O atirador revelou-se um alvo de alto valor chamado Yousaf, também conhecido como Qasim, também conhecido como Idrees, um líder do grupo militante do Estado Islâmico Khorasan (IS-K) na região de Bajaur, carregando uma recompensa de 12 milhões de rúpias.
O que aconteceu a seguir foi ainda mais alarmante, pois o departamento de contraterrorismo investigou mais detalhadamente as atividades da célula. Descobriu-se que a gangue esteve envolvida em uma série de assassinatos e atentados suicidas antes de sair do distrito tribal e se mudar para Gujranwala em Lahore e, finalmente, Hakimabad em Nowshera.
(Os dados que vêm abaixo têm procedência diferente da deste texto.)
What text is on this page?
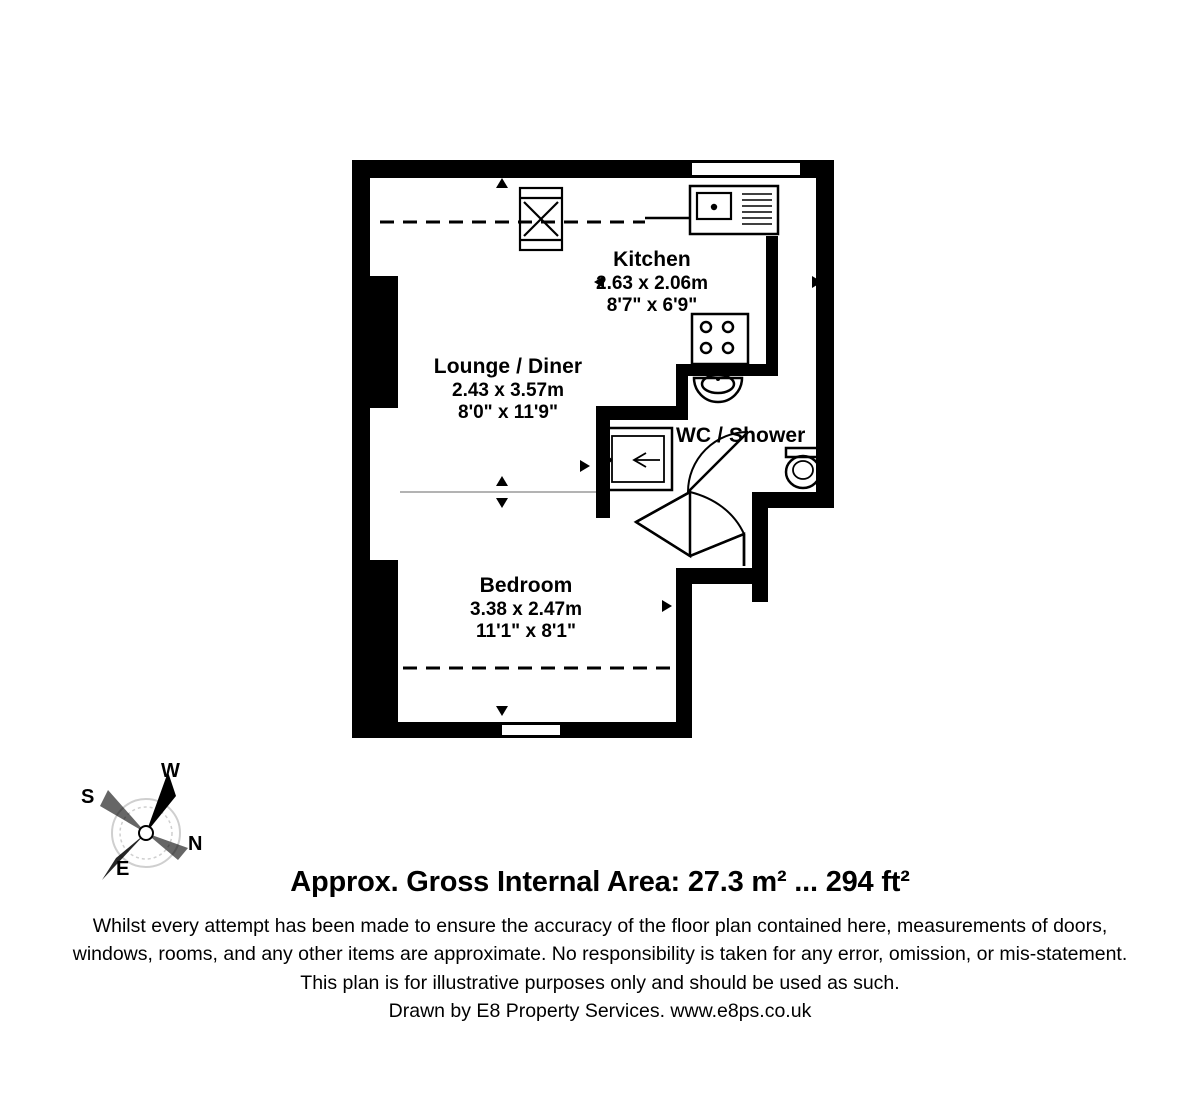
Kitchen
2.63 x 2.06m
8'7" x 6'9"
Lounge / Diner
2.43 x 3.57m
8'0" x 11'9"
WC / Shower
Bedroom
3.38 x 2.47m
11'1" x 8'1"
W
S
N
E	Approx. Gross Internal Area: 27.3 m² ... 294 ft²
Whilst every attempt has been made to ensure the accuracy of the floor plan contained here, measurements of doors,
windows, rooms, and any other items are approximate. No responsibility is taken for any error, omission, or mis-statement.
This plan is for illustrative purposes only and should be used as such.
Drawn by E8 Property Services. www.e8ps.co.uk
Os investigadores têm agora provas suficientes para os ligar ao assassinato direccionado de todas as 20 pessoas envolvidas num linchamento que visava matar um líder local da JUI-F que executou um ataque contundente contra agentes do IS-K.
Eles também estiveram ligados ao assassinato do quadro do JUI-F, Mufti Sultan Mahmoud, em Bajaur, em outubro de 2019, ao atentado suicida em uma convenção do partido em 30 de julho de 2021, que deixou mais de 54 mortos e mais de 100 feridos, e ao atentado e assassinato do líder da ANP, Maulana Hanzeb, em 10 de julho de 2025.
Além disso, os investigadores dizem que o grupo foi responsável pelo assassinato de pelo menos 15 policiais e pelo assassinato do vice-comissário Nawagai em um atentado a bomba em 2 de julho de 2025.
Os investigadores disseram que Idris, costureira de profissão, estava no radar há algum tempo, mas conseguiu escapar da prisão mudando de local, viajando com mulheres e crianças e evitando permanecer no mesmo lugar por longos períodos de tempo.
“Ele viveu um estilo de vida quase nómada, deixando para trás o pouco que tinha antes de seguir em frente sem informar o seu senhorio”, descreveu um funcionário o seu comportamento.
O que mais surpreendeu os pesquisadores foi o papel das mulheres dentro do grupo. Os investigadores estabeleceram agora que não só o homem-bomba viajou para Kunar, no Afeganistão, em maio de 2025, mas as mulheres também cruzaram a fronteira usando passaportes falsificados.
Além disso, uma das mulheres carregou o colete suicida de Bajaur para Islamabad e o entregou a outra mulher do grupo. “Todos sofreram lavagem cerebral. Toda a família está radicalizada”, disse um investigador sênior.
À medida que as autoridades responsáveis pela aplicação da lei se aprofundam nas actividades e operações do EI Khorasan, apercebem-se de que a sua rede é muito maior e mais difundida do que se pensava anteriormente, desde o Médio Oriente às repúblicas da Ásia Central, ao Afeganistão e ao Paquistão.
Eles usam criptomoedas para transferências de dinheiro e aplicativos de comunicação criptografados, tornando suas comunicações extremamente difíceis de quebrar.
Com base no que aprenderam até agora, os investigadores acreditam agora que o EI Khorasan é uma ameaça muito maior do que o ilegal Talibã Paquistanês Tehreek em termos das suas capacidades de assassinato em massa, compartimentação, compromisso ideológico, recursos e sofisticação operacional.